Lo que comenzó como una simple actividad de caza terminó convirtiéndose en una de las peores invasiones biológicas registradas en la historia.
En 1859, el terrateniente inglés Thomas Austin liberó 24 conejos europeos en una propiedad de Victoria, Australia. Décadas después, aquellos pocos animales se habían multiplicado hasta transformar ecosistemas enteros, destruir cultivos y obligar al país a gastar millones para intentar controlar la expansión.
Los científicos consideran el caso australiano uno de los ejemplos más claros de cómo una especie introducida fuera de su ambiente natural puede desencadenar consecuencias imprevisibles durante generaciones.
¿Por qué llevaron 24 conejos a Australia en 1859?
En aquel momento, la decisión parecía inofensiva. Thomas Austin había llegado desde Inglaterra y quería mantener una tradición de su país natal: organizar jornadas de caza deportiva.
Para conseguirlo, pidió que le enviaran conejos europeos y los liberó en su propiedad Barwon Park, en Victoria. Nunca imaginó que esos 24 ejemplares encontrarían en Australia un ambiente ideal para reproducirse.
El territorio ofrecía grandes extensiones de tierra, abundante alimento y pocos depredadores capaces de controlar su crecimiento. En poco tiempo, la población comenzó a aumentar a una velocidad que sorprendió incluso a los agricultores de la época.
¿Cómo 24 conejos se convirtieron en una plaga que cambió Australia?
Durante las décadas siguientes, los conejos avanzaron por enormes zonas del país.
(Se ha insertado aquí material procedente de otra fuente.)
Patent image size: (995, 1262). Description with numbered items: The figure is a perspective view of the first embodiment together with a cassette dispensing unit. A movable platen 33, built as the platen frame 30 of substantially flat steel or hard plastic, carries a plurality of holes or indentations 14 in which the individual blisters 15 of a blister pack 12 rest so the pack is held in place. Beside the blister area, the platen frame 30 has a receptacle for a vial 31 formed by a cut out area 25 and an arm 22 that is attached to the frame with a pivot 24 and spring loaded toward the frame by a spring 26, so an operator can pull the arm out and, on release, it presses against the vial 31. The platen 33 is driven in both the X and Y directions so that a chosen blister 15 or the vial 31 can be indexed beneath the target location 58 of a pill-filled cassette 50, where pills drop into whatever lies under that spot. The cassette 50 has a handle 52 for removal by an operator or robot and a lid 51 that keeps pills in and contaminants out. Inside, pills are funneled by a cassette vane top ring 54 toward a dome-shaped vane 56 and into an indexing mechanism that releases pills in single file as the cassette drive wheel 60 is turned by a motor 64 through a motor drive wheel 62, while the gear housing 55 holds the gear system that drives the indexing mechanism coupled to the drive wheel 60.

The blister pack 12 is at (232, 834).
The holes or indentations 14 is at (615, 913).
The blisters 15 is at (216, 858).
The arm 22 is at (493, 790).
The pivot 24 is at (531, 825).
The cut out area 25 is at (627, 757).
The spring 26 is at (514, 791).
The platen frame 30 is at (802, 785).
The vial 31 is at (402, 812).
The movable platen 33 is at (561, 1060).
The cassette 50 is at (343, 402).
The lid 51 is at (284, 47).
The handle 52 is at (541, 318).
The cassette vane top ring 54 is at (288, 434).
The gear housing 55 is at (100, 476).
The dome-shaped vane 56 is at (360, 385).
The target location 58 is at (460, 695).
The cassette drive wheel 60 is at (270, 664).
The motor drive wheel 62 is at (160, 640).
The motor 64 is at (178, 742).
Su capacidad reproductiva hizo que la población creciera de manera explosiva y afectara tanto a la agricultura como al ecosistema.
Los animales consumían grandes cantidades de vegetación, destruían cultivos, dañaban pastizales utilizados por el ganado y competían con especies nativas por alimento y refugio.
A finales del siglo XIX, el problema ya era considerado una emergencia nacional. Las autoridades comenzaron a buscar métodos para frenar una invasión que parecía imposible de detener.
Uno de los proyectos más ambiciosos fue la construcción de la Rabbit-Proof Fence, una barrera que llegó a superar los 3.000 kilómetros de extensión y buscaba impedir el avance de los conejos hacia nuevas regiones.
Sin embargo, la velocidad de expansión de los animales convirtió la lucha en una batalla constante.
¿Qué hizo Australia para intentar eliminar la plaga de conejos?
Durante el siglo XX, Australia probó diferentes estrategias para reducir la población.
En la década de 1950 introdujo la mixomatosis, una enfermedad que afectaba a los conejos europeos y provocó una fuerte disminución inicial. Millones de ejemplares murieron, pero con el paso del tiempo algunos desarrollaron resistencia al virus.
Décadas después se utilizó el virus hemorrágico del conejo, una nueva herramienta que volvió a reducir la población en algunas zonas, aunque tampoco logró erradicarlos por completo.
Más de 160 años después de aquella liberación inicial, los conejos salvajes siguen siendo un problema ambiental y económico para Australia.
¿Qué enseñó la invasión de conejos en Australia?
La historia de los 24 conejos se convirtió en un caso estudiado por científicos de todo el mundo porque demuestra cómo una decisión aparentemente pequeña puede modificar un ecosistema completo.
Los especialistas destacan varias lecciones:
- una especie introducida puede multiplicarse rápidamente cuando no tiene controles naturales;
- los ecosistemas pueden reaccionar de formas inesperadas;
- controlar una invasión biológica puede llevar décadas;
- una decisión tomada en un momento puede generar consecuencias durante siglos.
Lo que comenzó como una simple jornada de caza en 1859 terminó convirtiéndose en una de las mayores advertencias sobre los riesgos de alterar el equilibrio de la naturaleza.